16-05-2000

Hilfekonzepte für Eltern im Umgang mit "Schreikindern" - Landtagsrede 

Das Abendblatt hat kürzlich die Frage gestellt: "Was sind das für Eltern, die ihre Kinder misshandeln?" Die Antwort, die Elisabeth Trube-Becker, ein Gründungsmitglied des Deutschen Kinderschutzbundes in dem dann folgenden Interview gegeben hat, lautet so:

"Misshandlung und Gewalt gegen Kinder kommt in allen Kreisen vor. Ohne Rücksicht auf Nationalität, Volksgruppe, Religion. Fromme Leute misshandeln ihre Kinder genauso wie andere. Ärzte genauso wie Hilfsarbeiter, Mutter und Vater sind oft in gleicher Weise beteiligt." und "Die Dunkelziffer ist sehr hoch", heißt es weiter in dem Interview. Oft sind besonders junge Eltern betroffen.

Die Ursache für Gewalt gegen Kinder liegt oft in der Unsicherheit, auch in der Überforderung der Eltern, die eigentlich nur das Beste für ihr Kind wollen, und das mit aller Macht.

Die sogenannten "Schreikinder" fordern ihre Eltern in ihren ersten Lebensmonaten, oft im ganzen ersten Lebensjahr, in der Tat in einem unglaublichen Maß.

Es gibt für keine Ruhephasen mehr, denn diese Kinder schlafen üblicherweise nicht länger als eine halbe Stunde am Stück. Das bedeutet für die Mutter, nicht mehr in Ruhe essen, duschen, geschweige denn schlafen zu können. Das bedeutet - zusätzlich zu den Umstellungen, die ein Neugeborenes ohnehin fordert - Dauerstress und Überforderung für die ganze Familie.

Wie nun damit umgehen?

Ich glaube, wir brauchen so etwas wie eine "Elternschule", die schon Jugendliche auch auf Konflikte vorbereitet und darauf, dass Kinder eben nicht immer mit den süßen Babys aus der Hollywoodkomödie zu vergleichen sind.

Konkrete Ansätze dazu gibt es. Gestern hat z.B. in Schleswig-Flensburg eine Fortbildungsveranstaltung des Kreisjugendamtes für Mitarbeiter aus Schule und Jugendarbeit stattgefunden unter dem Motto: "Elternschaft lernen". Ich denke, das ist der richtige Weg und Schule und Jugendarbeit sind der richtige Ort für so eine "Elternschule".

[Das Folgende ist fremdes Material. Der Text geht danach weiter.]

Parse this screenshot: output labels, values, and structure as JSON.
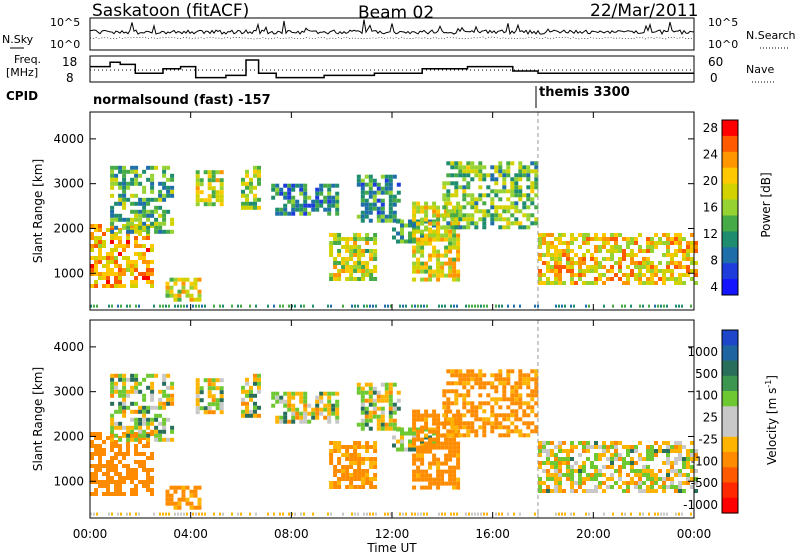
{
  "header": {
    "station": "Saskatoon (fitACF)",
    "beam": "Beam 02",
    "date": "22/Mar/2011"
  },
  "noise_panel": {
    "left_label": "N.Sky",
    "right_label": "N.Search",
    "left_ticks": [
      "10^5",
      "10^0"
    ],
    "right_ticks": [
      "10^5",
      "10^0"
    ]
  },
  "freq_panel": {
    "label_line1": "Freq.",
    "label_line2": "[MHz]",
    "left_ticks": [
      "18",
      "8"
    ],
    "right_ticks": [
      "60",
      "0"
    ],
    "right_label": "Nave"
  },
  "cpid": {
    "label": "CPID",
    "program_1": "normalsound (fast) -157",
    "program_2": "themis 3300"
  },
  "axes": {
    "ylabel": "Slant Range [km]",
    "xlabel": "Time UT",
    "y_ticks": [
      "1000",
      "2000",
      "3000",
      "4000"
    ],
    "x_ticks": [
      "00:00",
      "04:00",
      "08:00",
      "12:00",
      "16:00",
      "20:00",
      "00:00"
    ]
  },
  "power_bar": {
    "label": "Power [dB]",
    "ticks": [
      "28",
      "24",
      "20",
      "16",
      "12",
      "8",
      "4"
    ],
    "colors": [
      "#ff0000",
      "#ff5a00",
      "#ff9600",
      "#ffc800",
      "#d2d200",
      "#96d232",
      "#46aa46",
      "#1e8c6e",
      "#1e6eaa",
      "#1e3cdc",
      "#1414ff"
    ]
  },
  "velocity_bar": {
    "label": "Velocity [m s",
    "label_sup": "-1",
    "label_end": "]",
    "ticks": [
      "1000",
      "500",
      "100",
      "25",
      "-25",
      "-100",
      "-500",
      "-1000"
    ],
    "colors": [
      "#1e46c8",
      "#1e64a0",
      "#286e5a",
      "#3c9650",
      "#6ec832",
      "#c8c8c8",
      "#c8c8c8",
      "#ffb400",
      "#ff8c00",
      "#ff5a00",
      "#ff2800",
      "#ff0000"
    ]
  },
  "chart_data": {
    "type": "heatmap",
    "title": "Saskatoon (fitACF) Beam 02 22/Mar/2011",
    "xlabel": "Time UT",
    "ylabel": "Slant Range [km]",
    "x_range_hours": [
      0,
      24
    ],
    "y_range_km": [
      180,
      4600
    ],
    "program_change_hour": 17.8,
    "frequency_mhz_steps": [
      {
        "start": 0.0,
        "end": 0.8,
        "mhz": 15
      },
      {
        "start": 0.8,
        "end": 1.2,
        "mhz": 17
      },
      {
        "start": 1.2,
        "end": 1.8,
        "mhz": 16
      },
      {
        "start": 1.8,
        "end": 2.9,
        "mhz": 12
      },
      {
        "start": 2.9,
        "end": 3.6,
        "mhz": 14
      },
      {
        "start": 3.6,
        "end": 4.2,
        "mhz": 15
      },
      {
        "start": 4.2,
        "end": 5.4,
        "mhz": 10
      },
      {
        "start": 5.4,
        "end": 6.2,
        "mhz": 11
      },
      {
        "start": 6.2,
        "end": 6.7,
        "mhz": 18
      },
      {
        "start": 6.7,
        "end": 7.4,
        "mhz": 12
      },
      {
        "start": 7.4,
        "end": 9.3,
        "mhz": 10
      },
      {
        "start": 9.3,
        "end": 11.3,
        "mhz": 11
      },
      {
        "start": 11.3,
        "end": 13.2,
        "mhz": 12
      },
      {
        "start": 13.2,
        "end": 15.0,
        "mhz": 14
      },
      {
        "start": 15.0,
        "end": 16.8,
        "mhz": 15
      },
      {
        "start": 16.8,
        "end": 17.8,
        "mhz": 13
      },
      {
        "start": 17.8,
        "end": 24.0,
        "mhz": 12
      }
    ],
    "echo_regions": [
      {
        "t0": 0.0,
        "t1": 2.4,
        "r0": 700,
        "r1": 2100,
        "power_db": 24,
        "velocity": -300
      },
      {
        "t0": 0.8,
        "t1": 3.2,
        "r0": 1900,
        "r1": 3400,
        "power_db": 12,
        "velocity": 10
      },
      {
        "t0": 3.0,
        "t1": 4.3,
        "r0": 400,
        "r1": 900,
        "power_db": 20,
        "velocity": -150
      },
      {
        "t0": 4.2,
        "t1": 5.2,
        "r0": 2500,
        "r1": 3300,
        "power_db": 18,
        "velocity": 10
      },
      {
        "t0": 6.0,
        "t1": 6.7,
        "r0": 2500,
        "r1": 3400,
        "power_db": 16,
        "velocity": 10
      },
      {
        "t0": 7.2,
        "t1": 9.8,
        "r0": 2300,
        "r1": 3000,
        "power_db": 10,
        "velocity": 10
      },
      {
        "t0": 9.5,
        "t1": 11.3,
        "r0": 900,
        "r1": 1900,
        "power_db": 18,
        "velocity": -150
      },
      {
        "t0": 10.6,
        "t1": 12.3,
        "r0": 2200,
        "r1": 3200,
        "power_db": 10,
        "velocity": 10
      },
      {
        "t0": 12.0,
        "t1": 13.8,
        "r0": 1700,
        "r1": 2200,
        "power_db": 12,
        "velocity": 10
      },
      {
        "t0": 12.8,
        "t1": 14.6,
        "r0": 900,
        "r1": 2600,
        "power_db": 20,
        "velocity": -200
      },
      {
        "t0": 14.0,
        "t1": 17.8,
        "r0": 2000,
        "r1": 3500,
        "power_db": 14,
        "velocity": -150
      },
      {
        "t0": 17.8,
        "t1": 24.0,
        "r0": 800,
        "r1": 1900,
        "power_db": 22,
        "velocity": -10
      }
    ]
  }
}
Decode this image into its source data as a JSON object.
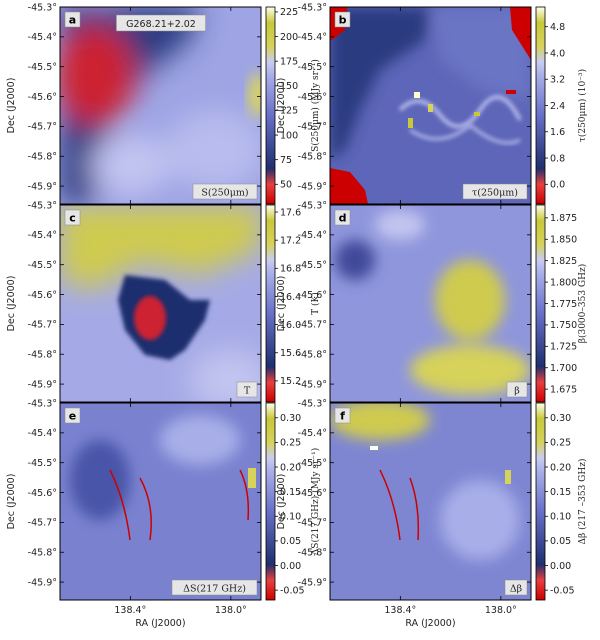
{
  "figure_title": "G268.21+2.02",
  "axes": {
    "dec_label": "Dec (J2000)",
    "ra_label": "RA (J2000)",
    "dec_ticks": [
      "-45.3°",
      "-45.4°",
      "-45.5°",
      "-45.6°",
      "-45.7°",
      "-45.8°",
      "-45.9°"
    ],
    "dec_values": [
      -45.3,
      -45.4,
      -45.5,
      -45.6,
      -45.7,
      -45.8,
      -45.9
    ],
    "dec_range": [
      -45.3,
      -45.96
    ],
    "ra_ticks": [
      "138.4°",
      "138.0°"
    ],
    "ra_values": [
      138.4,
      138.0
    ],
    "ra_range": [
      138.68,
      137.88
    ]
  },
  "colors": {
    "low": "#cc0000",
    "dark": "#1f2f6e",
    "mid": "#8c95e0",
    "light": "#c9ccf0",
    "high": "#c8c83a",
    "peak": "#ffffee"
  },
  "chart_data": [
    {
      "type": "heatmap",
      "letter": "a",
      "tag": "S(250μm)",
      "colorbar_label": "S(250μm) (MJy sr⁻¹)",
      "ticks": [
        "50",
        "75",
        "100",
        "125",
        "150",
        "175",
        "200",
        "225"
      ],
      "tick_values": [
        50,
        75,
        100,
        125,
        150,
        175,
        200,
        225
      ],
      "vrange": [
        30,
        230
      ]
    },
    {
      "type": "heatmap",
      "letter": "b",
      "tag": "τ(250μm)",
      "colorbar_label": "τ(250μm) (10⁻³)",
      "ticks": [
        "0.0",
        "0.8",
        "1.6",
        "2.4",
        "3.2",
        "4.0",
        "4.8"
      ],
      "tick_values": [
        0.0,
        0.8,
        1.6,
        2.4,
        3.2,
        4.0,
        4.8
      ],
      "vrange": [
        -0.6,
        5.4
      ]
    },
    {
      "type": "heatmap",
      "letter": "c",
      "tag": "T",
      "colorbar_label": "T (K)",
      "ticks": [
        "15.2",
        "15.6",
        "16.0",
        "16.4",
        "16.8",
        "17.2",
        "17.6"
      ],
      "tick_values": [
        15.2,
        15.6,
        16.0,
        16.4,
        16.8,
        17.2,
        17.6
      ],
      "vrange": [
        14.9,
        17.7
      ]
    },
    {
      "type": "heatmap",
      "letter": "d",
      "tag": "β",
      "colorbar_label": "β(3000–353 GHz)",
      "ticks": [
        "1.675",
        "1.700",
        "1.725",
        "1.750",
        "1.775",
        "1.800",
        "1.825",
        "1.850",
        "1.875"
      ],
      "tick_values": [
        1.675,
        1.7,
        1.725,
        1.75,
        1.775,
        1.8,
        1.825,
        1.85,
        1.875
      ],
      "vrange": [
        1.66,
        1.89
      ]
    },
    {
      "type": "heatmap",
      "letter": "e",
      "tag": "ΔS(217 GHz)",
      "colorbar_label": "ΔS(217 GHz) (MJy sr⁻¹)",
      "ticks": [
        "-0.05",
        "0.00",
        "0.05",
        "0.10",
        "0.15",
        "0.20",
        "0.25",
        "0.30"
      ],
      "tick_values": [
        -0.05,
        0.0,
        0.05,
        0.1,
        0.15,
        0.2,
        0.25,
        0.3
      ],
      "vrange": [
        -0.07,
        0.33
      ]
    },
    {
      "type": "heatmap",
      "letter": "f",
      "tag": "Δβ",
      "colorbar_label": "Δβ (217 –353 GHz)",
      "ticks": [
        "-0.05",
        "0.00",
        "0.05",
        "0.10",
        "0.15",
        "0.20",
        "0.25",
        "0.30"
      ],
      "tick_values": [
        -0.05,
        0.0,
        0.05,
        0.1,
        0.15,
        0.2,
        0.25,
        0.3
      ],
      "vrange": [
        -0.07,
        0.33
      ]
    }
  ]
}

Natürlich brauchen wir Hilfestellungen für den Konfliktfall. Auch diese Angebote gibt es. Ich würde mir wünschen, dass es darüber nicht nur einen Bericht der Ministerin gibt, sondern dass Kinderschutzbund und Familienberatungsstellen, Selbsthilfegruppen, Ärzte vor dem Sozialausschuss Gelegenheit bekommen, darzustellen, dass und wo es diese Hilfen gibt.

Eltern müssen wissen, dass sie Anspruch auf Hilfe haben, wenn sie in Konfliktsituationen sind, aber sie müssen auch wissen, dass Gewalt nicht akzeptabel ist.

Grundsätzlich muss in alle Köpfe, dass Gewalt gegen Kinder, Gewalt in der Erziehung, keinen Platz mehr hat in unserer Gesellschaft. Und Gewalt, das sind eben nicht nur schwere Prügel, das ist auch die Ohrfeige, "die angeblich noch keinem geschadet hat", das ist auch Schubsen und Stoßen und Kneifen. Und Gewalt ist auch vermeintlich harmloses Schütteln, das für Säuglinge schwere gesundheitliche Schäden und sogar tödliche Folgen haben kann.

Gewalt in der Erziehung darf einfach nicht länger gesellschaftsfähig sein. Deshalb hoffe ich, dass sich eine so breite Mehrheit wie heute finden wird, wenn es demnächst in Berlin darum geht, einen Gesetzentwurf von SPD/Grünen zu verabschieden, der Gewalt in der Erziehung ächtet und übrigens gleichzeitig Hilfen für die Eltern anbietet - es ist dies keinesfalls ein Versuch, Väter und Mütter zu kriminalisieren.

Es reicht nicht aus, empört aufzuschreien und nach Hilfekonzepten zu rufen, wenn eine Schlagzeile wieder einmal von einem Totschlag an einem Kind berichtet. Wir müssen die Grundeinstellung Kindern gegenüber ändern und ich bitte Sie, dazu beizutragen.